On Dec 30, 2024, at 6:41 PM, email.me@kevp.com wrote:
I'm trying to setup the rest module to authenticate with data to an API but using a fixed API token every time to authenticate the API request itself.
Any fixed API token will need to be passed as extra parameters, or as a json blob. You can't use HTTP Authentication for both the user and the API.
I've configured the authenticate section of the rest config to have a username = xxx and password = yyy as per the example/docs.
Except that authenticates the user, not the API request itself.
rest { ... authenticate { uri = "${..connect_uri}/api/v1/auth" method = "post" body = "json" auth = "basic" username = "api-user123" password = "api-password123"
Except that "authenticate" means "authenticate the user" and not "authenticate the REST API".
But. the API post basic auth header always has the username and password of the end user being checked (%{User-Name}:%{User-Password}), not my configured static username and password (api-user123:api-password123).
Because "authenticate" means "authenticate the user" and not "authenticate the REST API". HTTP does not provide a way to send two sets of names && passwords. So the REST module can't do it.
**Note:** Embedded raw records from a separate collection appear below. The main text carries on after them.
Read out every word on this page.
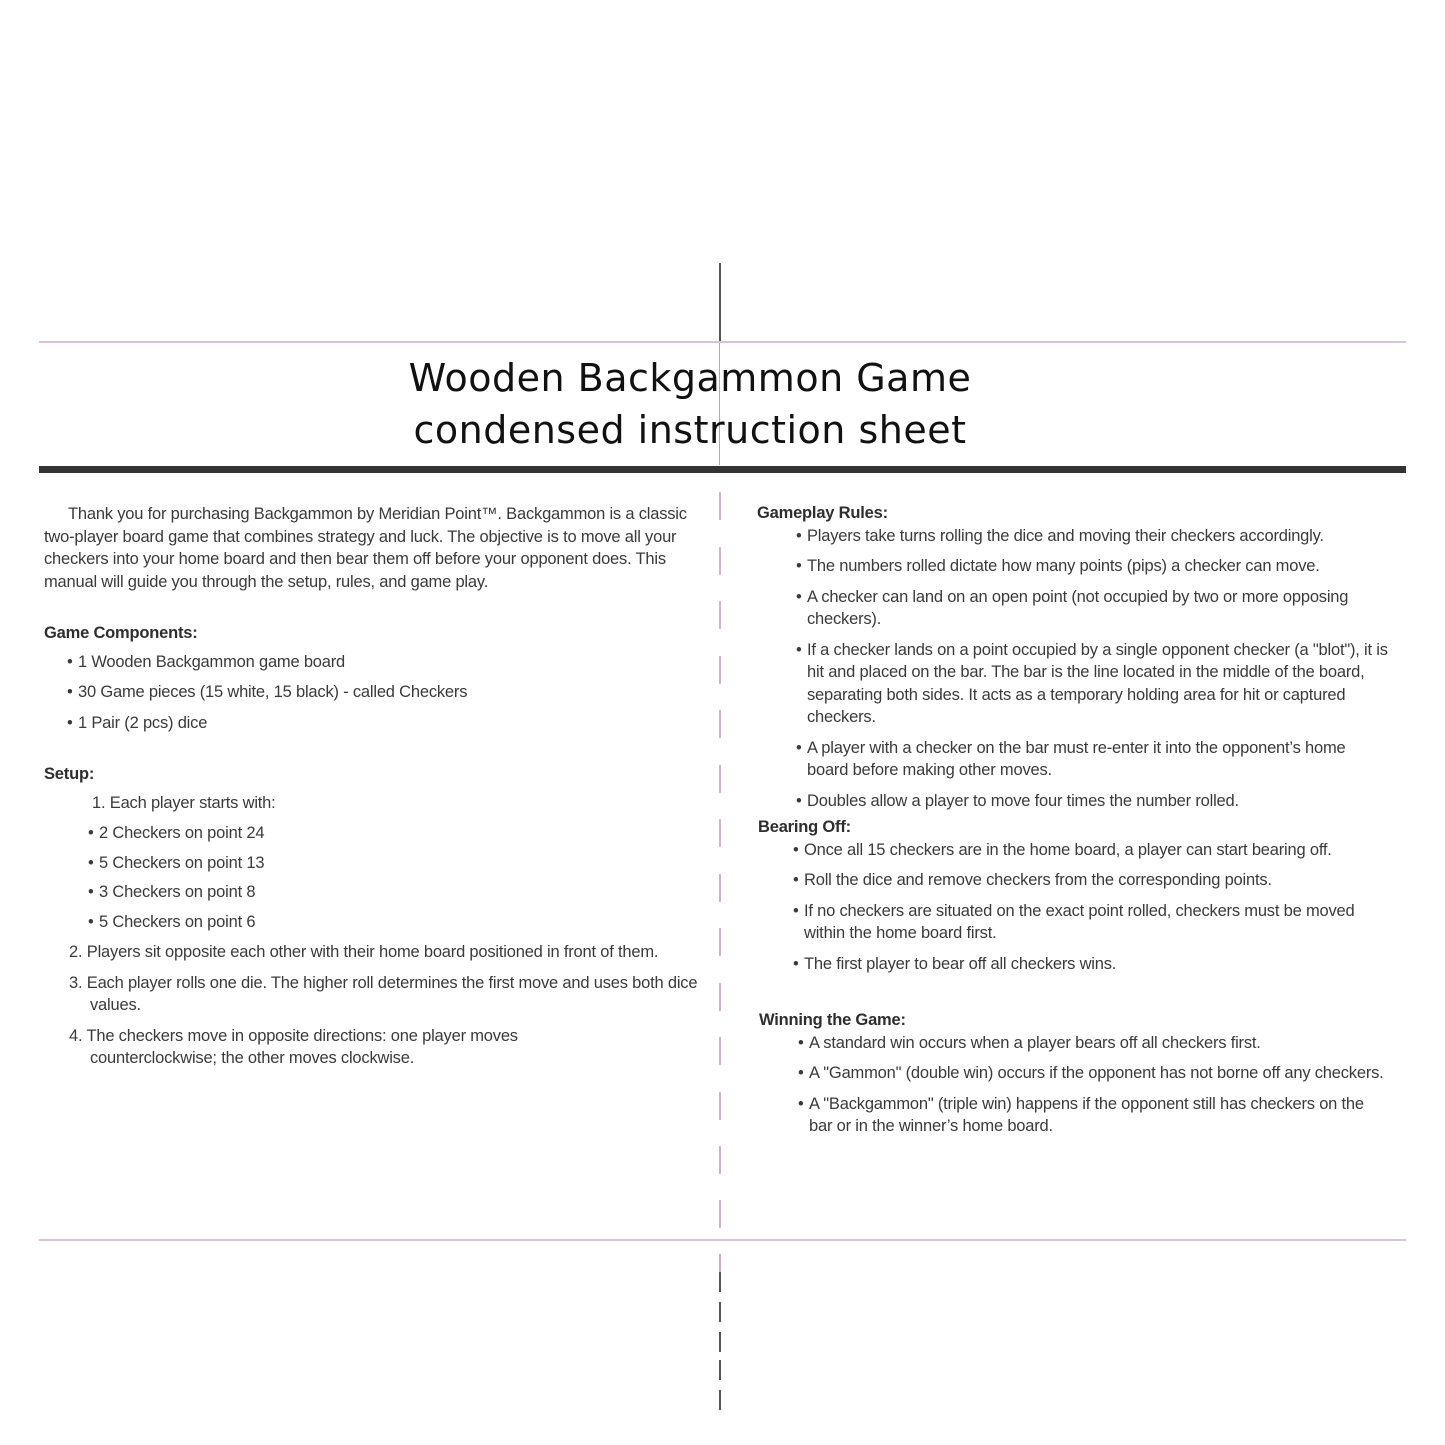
Wooden Backgammon Game
condensed instruction sheet

Thank you for purchasing Backgammon by Meridian Point™. Backgammon is a classic two-player board game that combines strategy and luck. The objective is to move all your checkers into your home board and then bear them off before your opponent does. This manual will guide you through the setup, rules, and game play.

Game Components:

• 1 Wooden Backgammon game board

• 30 Game pieces (15 white, 15 black) - called Checkers

• 1 Pair (2 pcs) dice

Setup:

1. Each player starts with:

• 2 Checkers on point 24

• 5 Checkers on point 13

• 3 Checkers on point 8

• 5 Checkers on point 6

2. Players sit opposite each other with their home board positioned in front of them.
3. Each player rolls one die. The higher roll determines the first move and uses both dice values.
4. The checkers move in opposite directions: one player moves counterclockwise; the other moves clockwise.

Gameplay Rules:

• Players take turns rolling the dice and moving their checkers accordingly.

• The numbers rolled dictate how many points (pips) a checker can move.

• A checker can land on an open point (not occupied by two or more opposing checkers).

• If a checker lands on a point occupied by a single opponent checker (a "blot"), it is hit and placed on the bar. The bar is the line located in the middle of the board, separating both sides. It acts as a temporary holding area for hit or captured checkers.

• A player with a checker on the bar must re-enter it into the opponent’s home board before making other moves.

• Doubles allow a player to move four times the number rolled.

Bearing Off:

• Once all 15 checkers are in the home board, a player can start bearing off.

• Roll the dice and remove checkers from the corresponding points.

• If no checkers are situated on the exact point rolled, checkers must be moved within the home board first.

• The first player to bear off all checkers wins.

Winning the Game:

• A standard win occurs when a player bears off all checkers first.

• A "Gammon" (double win) occurs if the opponent has not borne off any checkers.

• A "Backgammon" (triple win) happens if the opponent still has checkers on the bar or in the winner’s home board.
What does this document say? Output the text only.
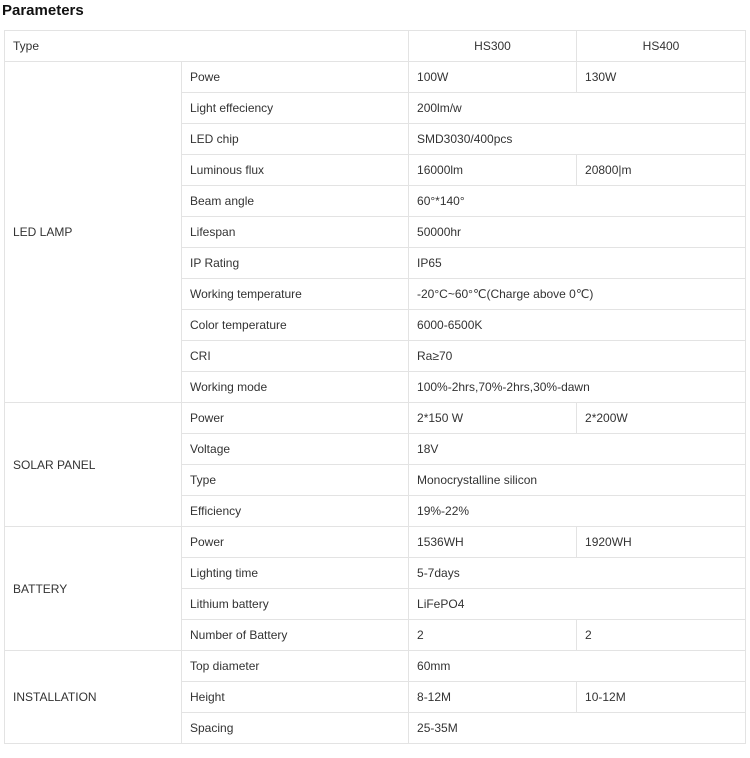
Parameters
Type		HS300	HS400
LED LAMP	Powe	100W	130W
	Light effeciency	200lm/w	
	LED chip	SMD3030/400pcs	
	Luminous flux	16000lm	20800|m
	Beam angle	60°*140°	
	Lifespan	50000hr	
	IP Rating	IP65	
	Working temperature	-20°C~60°℃(Charge above 0℃)	
	Color temperature	6000-6500K	
	CRI	Ra≥70	
	Working mode	100%-2hrs,70%-2hrs,30%-dawn	
SOLAR PANEL	Power	2*150 W	2*200W
	Voltage	18V	
	Type	Monocrystalline silicon	
	Efficiency	19%-22%	
BATTERY	Power	1536WH	1920WH
	Lighting time	5-7days	
	Lithium battery	LiFePO4	
	Number of Battery	2	2
INSTALLATION	Top diameter	60mm	
	Height	8-12M	10-12M
	Spacing	25-35M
The better way is to just use TLS. Set a client certificate via "certificate_file". That will authenticate the connection. You can then do User-Name / User-Password checking via "authenticate".
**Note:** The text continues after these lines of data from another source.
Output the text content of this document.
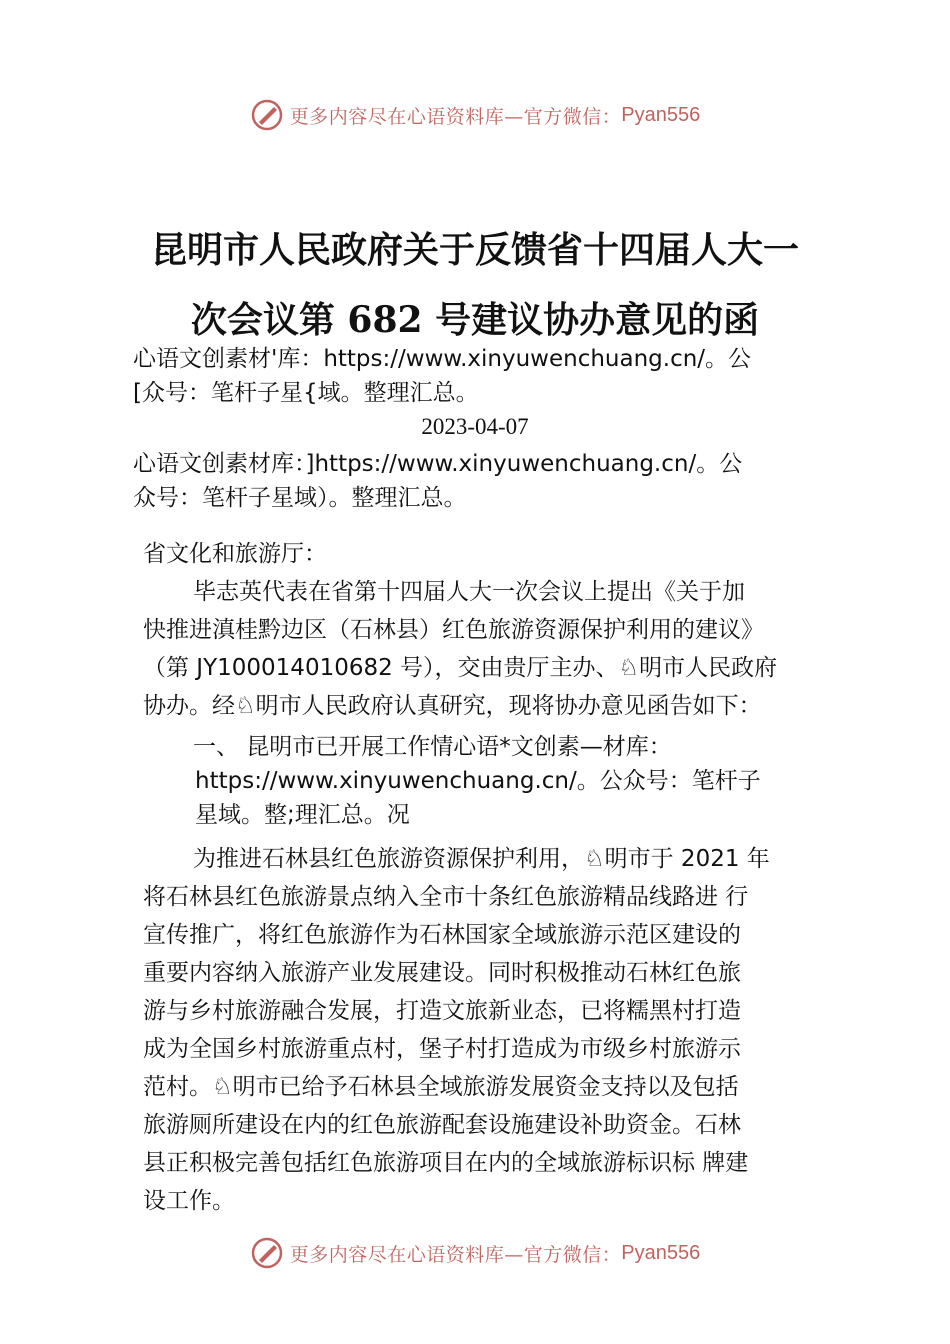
更多内容尽在心语资料库—官方微信： Pyan556
昆明市人民政府关于反馈省十四届人大一
次会议第 682 号建议协办意见的函
心语文创素材'库：https://www.xinyuwenchuang.cn/。公
[众号：笔杆子星{域。整理汇总。
2023-04-07
心语文创素材库：]https://www.xinyuwenchuang.cn/。公
众号：笔杆子星域）。整理汇总。
省文化和旅游厅：
毕志英代表在省第十四届人大一次会议上提出《关于加
快推进滇桂黔边区（石林县）红色旅游资源保护利用的建议》
（第 JY100014010682 号），交由贵厅主办、♘明市人民政府
协办。经♘明市人民政府认真研究，现将协办意见函告如下：
一、 昆明市已开展工作情心语*文创素—材库：
https://www.xinyuwenchuang.cn/。公众号：笔杆子
星域。整;理汇总。况
为推进石林县红色旅游资源保护利用，♘明市于 2021 年
将石林县红色旅游景点纳入全市十条红色旅游精品线路进 行
宣传推广，将红色旅游作为石林国家全域旅游示范区建设的
重要内容纳入旅游产业发展建设。同时积极推动石林红色旅
游与乡村旅游融合发展，打造文旅新业态，已将糯黑村打造
成为全国乡村旅游重点村，堡子村打造成为市级乡村旅游示
范村。♘明市已给予石林县全域旅游发展资金支持以及包括
旅游厕所建设在内的红色旅游配套设施建设补助资金。石林
县正积极完善包括红色旅游项目在内的全域旅游标识标 牌建
设工作。
更多内容尽在心语资料库—官方微信： Pyan556
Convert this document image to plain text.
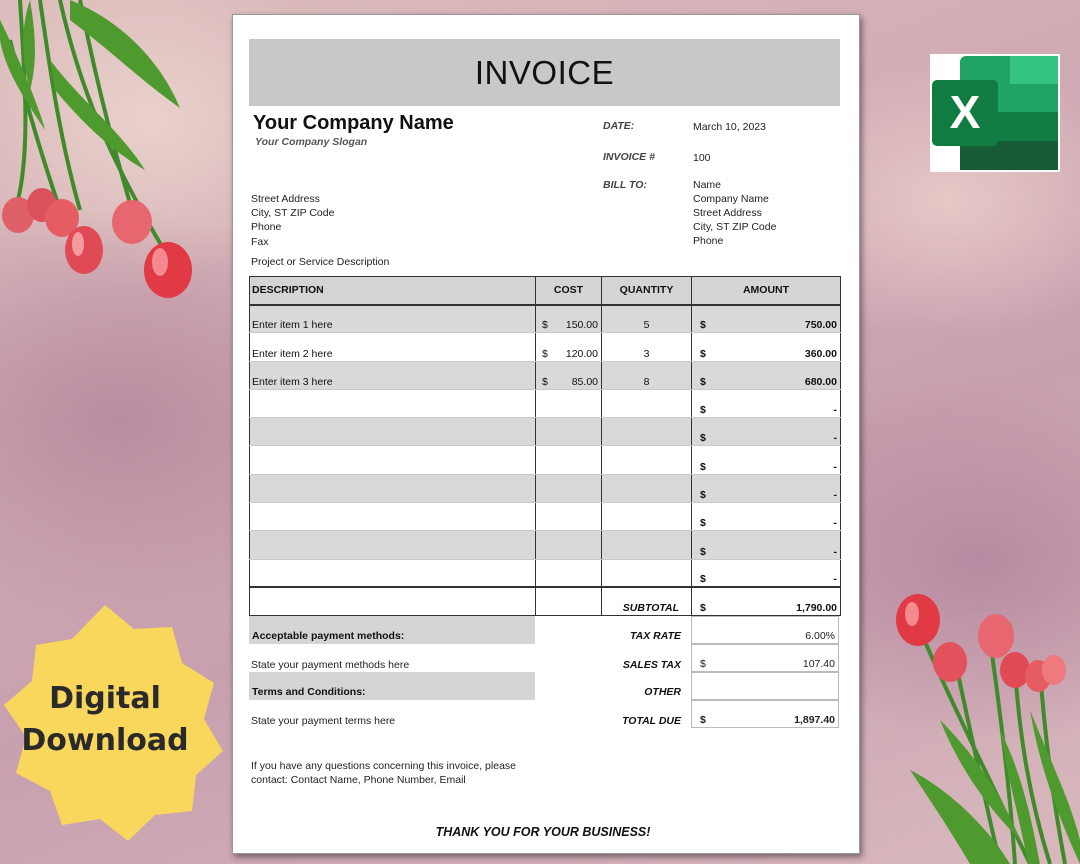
X
Digital
Download
INVOICE
Your Company Name
Your Company Slogan
DATE:	March 10, 2023
INVOICE #	100
BILL TO:	Name
Company Name
Street Address
City, ST ZIP Code
Phone
Street Address
City, ST ZIP Code
Phone
Fax
Project or Service Description
DESCRIPTION	COST	QUANTITY	AMOUNT
Enter item 1 here	$ 150.00	5	$ 750.00

Enter item 2 here	$ 120.00	3	$ 360.00

Enter item 3 here	$ 85.00	8	$ 680.00

			$ -

			$ -

			$ -

			$ -

			$ -

			$ -

			$ -

		SUBTOTAL	$ 1,790.00
Acceptable payment methods:
State your payment methods here
Terms and Conditions:
State your payment terms here
TAX RATE	6.00%
SALES TAX $	107.40
OTHER
TOTAL DUE $	1,897.40
If you have any questions concerning this invoice, please contact: Contact Name, Phone Number, Email
THANK YOU FOR YOUR BUSINESS!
Q: Is there a way to configure the rest module authenticate section to use configured static credentials?
You can't send *two* usernames and passwords via HTTP.
One other idea I had was not to use the builtin auth and just add my own additional header containing the basic auth base64 static credentials.
That still wont' work. You can't send *two* usernames and passwords via HTTP. Set up TLS, and use a client certificate. This isn't a limitation of FreeRADIUS. It's how HTTP works. Alan DeKok.